Upload a file and get a link to share it. Set an expiry up to 30 days and cap the number of downloads.

Send someone a file without the dance

You know the routine. The attachment’s too big for email, the other person isn’t on the same Slack, and you’d rather not create a Dropbox account just to hand over one zip. So you drop the file here, copy the link, and paste it wherever. Done.

Works for anything up to 100 MB. A design mockup, a database dump, a build artifact, a 40 MB video your client needs to review. If it’s a file, it uploads.

Setting it up

Pick a file (drag it onto the box or click to browse), then choose two things:

Expiry decides how long the link stays alive: 1 hour, 1 day, 7 days, or 30 days. After that the file is wiped and the link goes dead.

Max downloads is optional. Leave it blank and people can grab the file as many times as they want until it expires. Set it to 1 and the link dies the moment someone downloads, which is handy when the file’s only meant for one person. Set it to 5 for a small team. Your call.

Hit upload, wait for the bar, and you’ve got a link plus the file name and size confirmed back to you.

The receiving end

Whoever opens your link lands on a clean page: file name, size, when it expires, and a big download button. That’s it. They click, the file comes down, no account, no sign-up, no “create a free trial to continue.” If you capped the downloads, they’ll see how many pulls are left.
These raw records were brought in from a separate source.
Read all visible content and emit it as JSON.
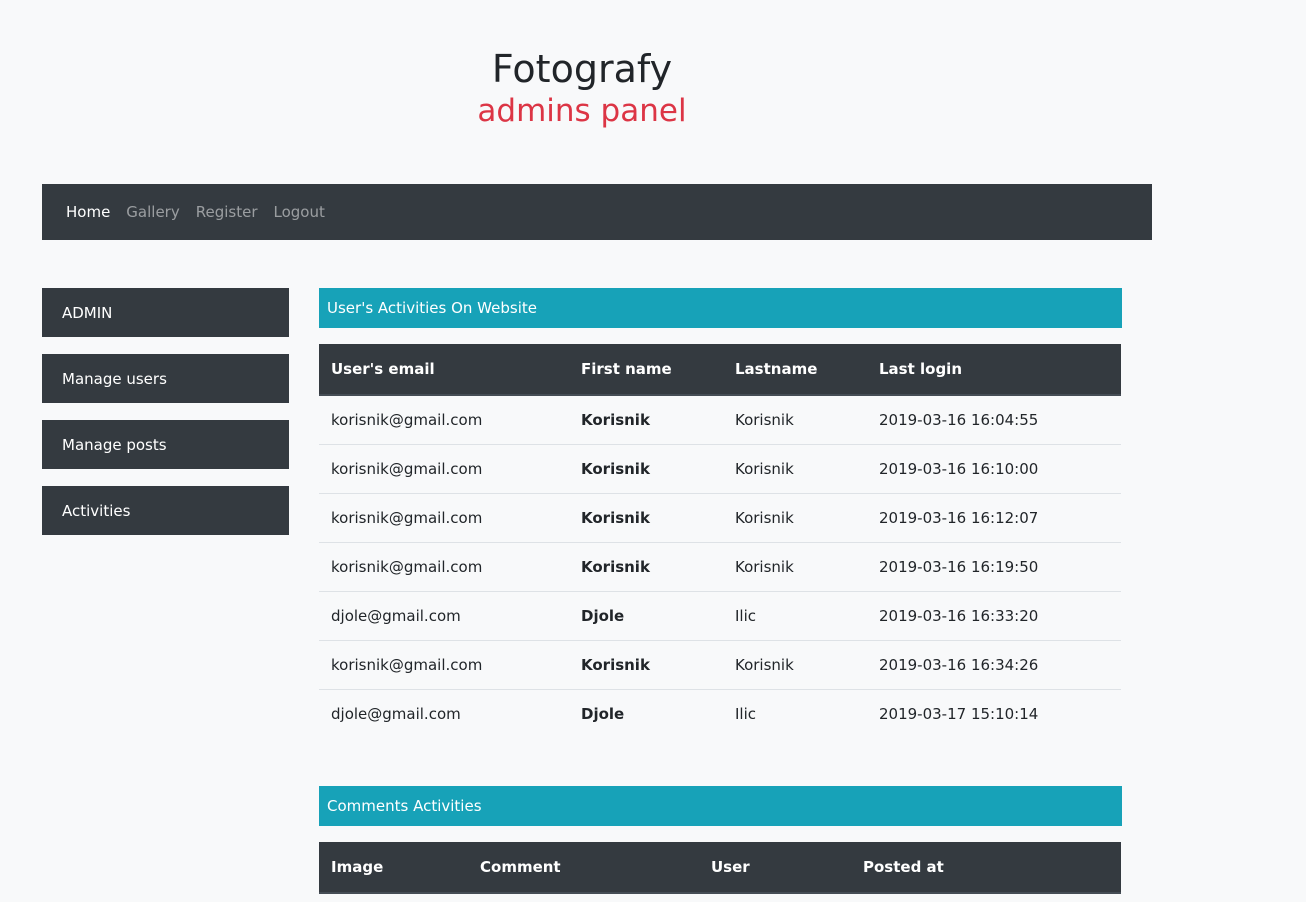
{
  "header": {
    "title": "Fotografy",
    "subtitle": "admins panel"
  },
  "navbar": {
    "links": [
      "Home",
      "Gallery",
      "Register",
      "Logout"
    ]
  },
  "sidebar": {
    "items": [
      "ADMIN",
      "Manage users",
      "Manage posts",
      "Activities"
    ]
  },
  "activities": {
    "title": "User's Activities On Website",
    "columns": [
      "User's email",
      "First name",
      "Lastname",
      "Last login"
    ],
    "rows": [
      [
        "korisnik@gmail.com",
        "Korisnik",
        "Korisnik",
        "2019-03-16 16:04:55"
      ],
      [
        "korisnik@gmail.com",
        "Korisnik",
        "Korisnik",
        "2019-03-16 16:10:00"
      ],
      [
        "korisnik@gmail.com",
        "Korisnik",
        "Korisnik",
        "2019-03-16 16:12:07"
      ],
      [
        "korisnik@gmail.com",
        "Korisnik",
        "Korisnik",
        "2019-03-16 16:19:50"
      ],
      [
        "djole@gmail.com",
        "Djole",
        "Ilic",
        "2019-03-16 16:33:20"
      ],
      [
        "korisnik@gmail.com",
        "Korisnik",
        "Korisnik",
        "2019-03-16 16:34:26"
      ],
      [
        "djole@gmail.com",
        "Djole",
        "Ilic",
        "2019-03-17 15:10:14"
      ]
    ]
  },
  "comments": {
    "title": "Comments Activities",
    "columns": [
      "Image",
      "Comment",
      "User",
      "Posted at"
    ]
  },
  "colors": {
    "dark": "#343a40",
    "info": "#17a2b8",
    "danger": "#dc3545",
    "background": "#f8f9fa"
  }
}
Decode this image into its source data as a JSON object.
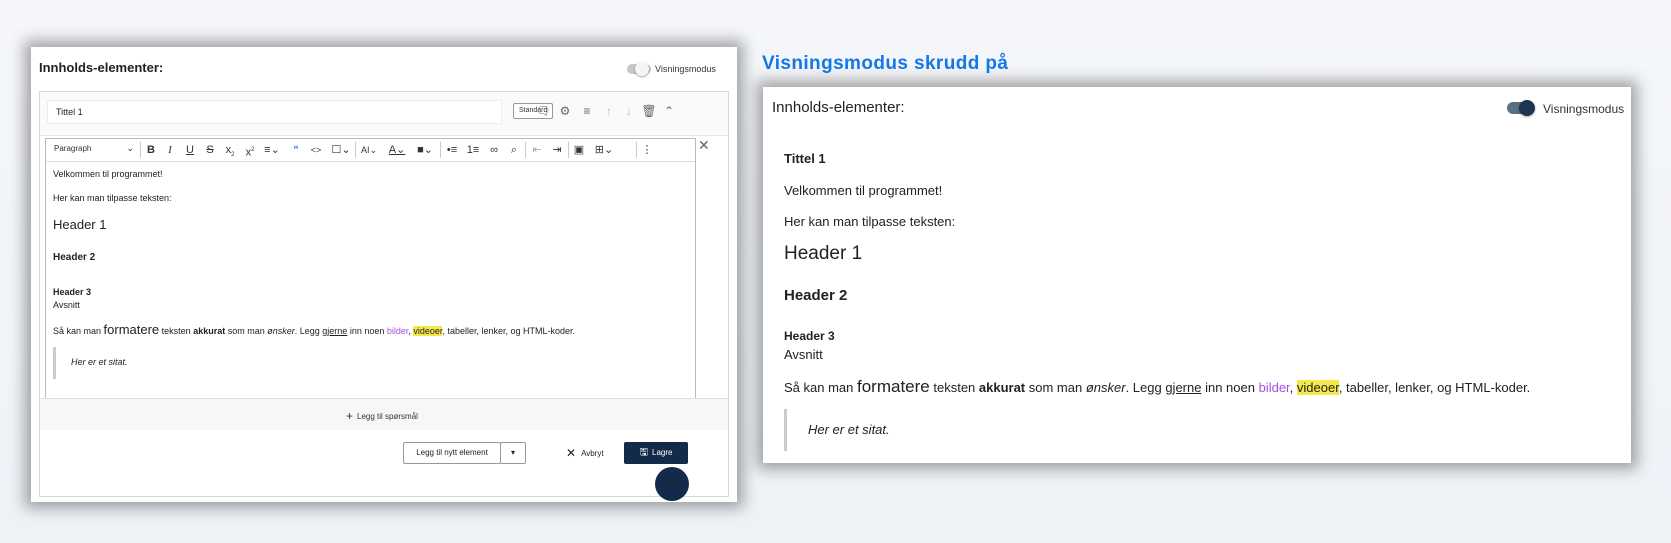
{
  "headline": "Visningsmodus skrudd på",
  "editor_panel": {
    "title": "Innholds-elementer:",
    "view_mode_label": "Visningsmodus",
    "view_mode_on": false,
    "element_title": "Tittel 1",
    "standard_badge": "Standard",
    "paragraph_select": "Paragraph",
    "content": {
      "p1": "Velkommen til programmet!",
      "p2": "Her kan man tilpasse teksten:",
      "h1": "Header 1",
      "h2": "Header 2",
      "h3": "Header 3",
      "avsnitt": "Avsnitt",
      "sentence": {
        "s1": "Så kan man ",
        "formatere": "formatere",
        "s2": " teksten ",
        "akkurat": "akkurat",
        "s3": " som man ",
        "onsker": "ønsker",
        "s4": ". Legg ",
        "gjerne": "gjerne",
        "s5": " inn noen ",
        "bilder": "bilder",
        "s6": ", ",
        "videoer": "videoer",
        "s7": ", tabeller, lenker, og HTML-koder."
      },
      "quote": "Her er et sitat."
    },
    "add_question": "Legg til spørsmål",
    "add_element": "Legg til nytt element",
    "cancel": "Avbryt",
    "save": "Lagre"
  },
  "view_panel": {
    "title": "Innholds-elementer:",
    "view_mode_label": "Visningsmodus",
    "view_mode_on": true,
    "element_title": "Tittel 1",
    "content": {
      "p1": "Velkommen til programmet!",
      "p2": "Her kan man tilpasse teksten:",
      "h1": "Header 1",
      "h2": "Header 2",
      "h3": "Header 3",
      "avsnitt": "Avsnitt",
      "sentence": {
        "s1": "Så kan man ",
        "formatere": "formatere",
        "s2": " teksten ",
        "akkurat": "akkurat",
        "s3": " som man ",
        "onsker": "ønsker",
        "s4": ". Legg ",
        "gjerne": "gjerne",
        "s5": " inn noen ",
        "bilder": "bilder",
        "s6": ", ",
        "videoer": "videoer",
        "s7": ", tabeller, lenker, og HTML-koder."
      },
      "quote": "Her er et sitat."
    }
  },
  "colors": {
    "headline": "#1478ea",
    "save_button": "#132a48",
    "link_purple": "#a64ee0",
    "highlight": "#f5e84a"
  }
}
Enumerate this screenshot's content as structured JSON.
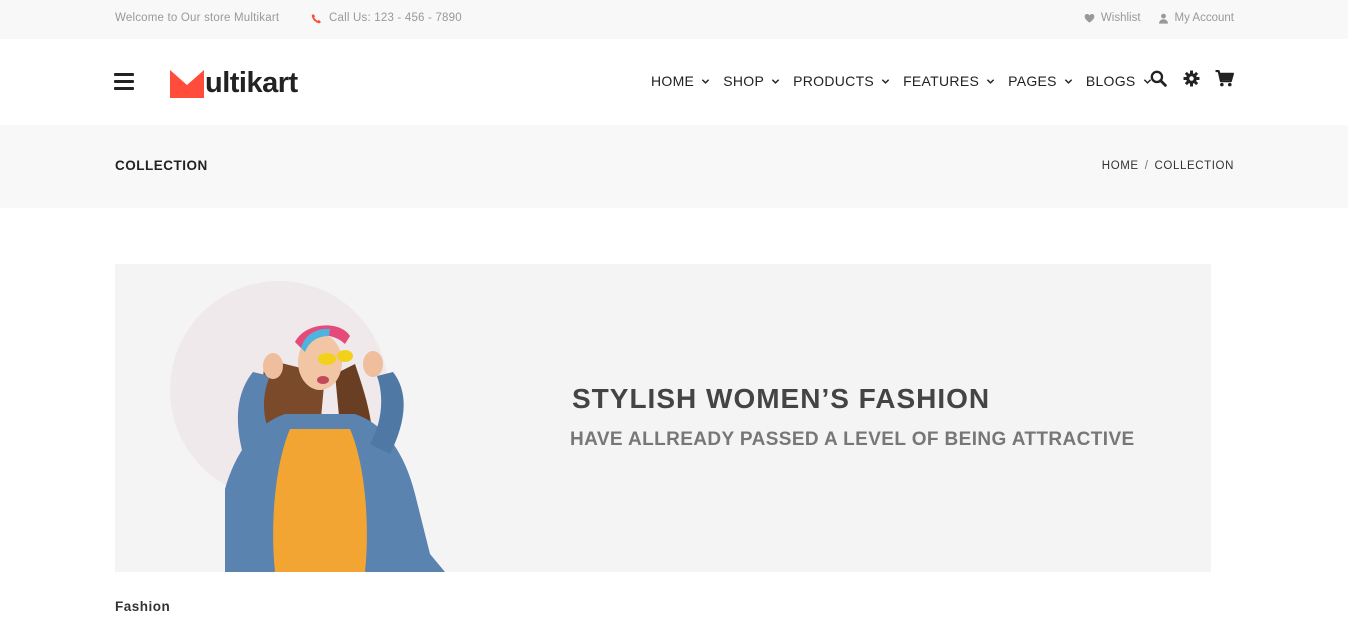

If the link’s expired or the download limit’s used up, they get a plain “this file does not exist or has expired” message instead. No dead-end 500 pages.

Be straight with yourself about what this is

The file sits on our server until it expires or the download limit’s hit, then it’s deleted automatically. It is not end to end encrypted. For sharing assets, builds, documents, and media, that’s completely fine. For something genuinely sensitive, like a backup full of customer data, either encrypt it yourself before uploading (a password-protected zip works) or pick a one-download limit and a short expiry. Hard ceilings: 100 MB per file, 30 days maximum.

Download links are random ids, so they’re not guessable. Still, anyone holding the link can download the file while it’s live. Share it through a channel you trust.

Questions people ask

What’s the biggest file I can upload?

100 MB. If you’re over that, compress it first (a zip or a smaller export usually does it) or split it into parts.

Can I stop people from re-downloading?

Yep, set max downloads to 1. The link self-destructs after a single download. Set any number you like for a few people, or leave it blank for unlimited grabs until expiry.

How long before the file is deleted?

Whatever expiry you chose, from 1 hour up to 30 days. Once it hits, the file and its link are gone automatically and can’t be brought back.

Do I need an account?

No. Upload, copy the link, share. The person downloading doesn’t need one either.

Is it safe for confidential files?

It’s stored unencrypted on the server, so treat it like any normal file host. For truly confidential stuff, encrypt the file yourself before uploading and use a one-download, short-expiry link.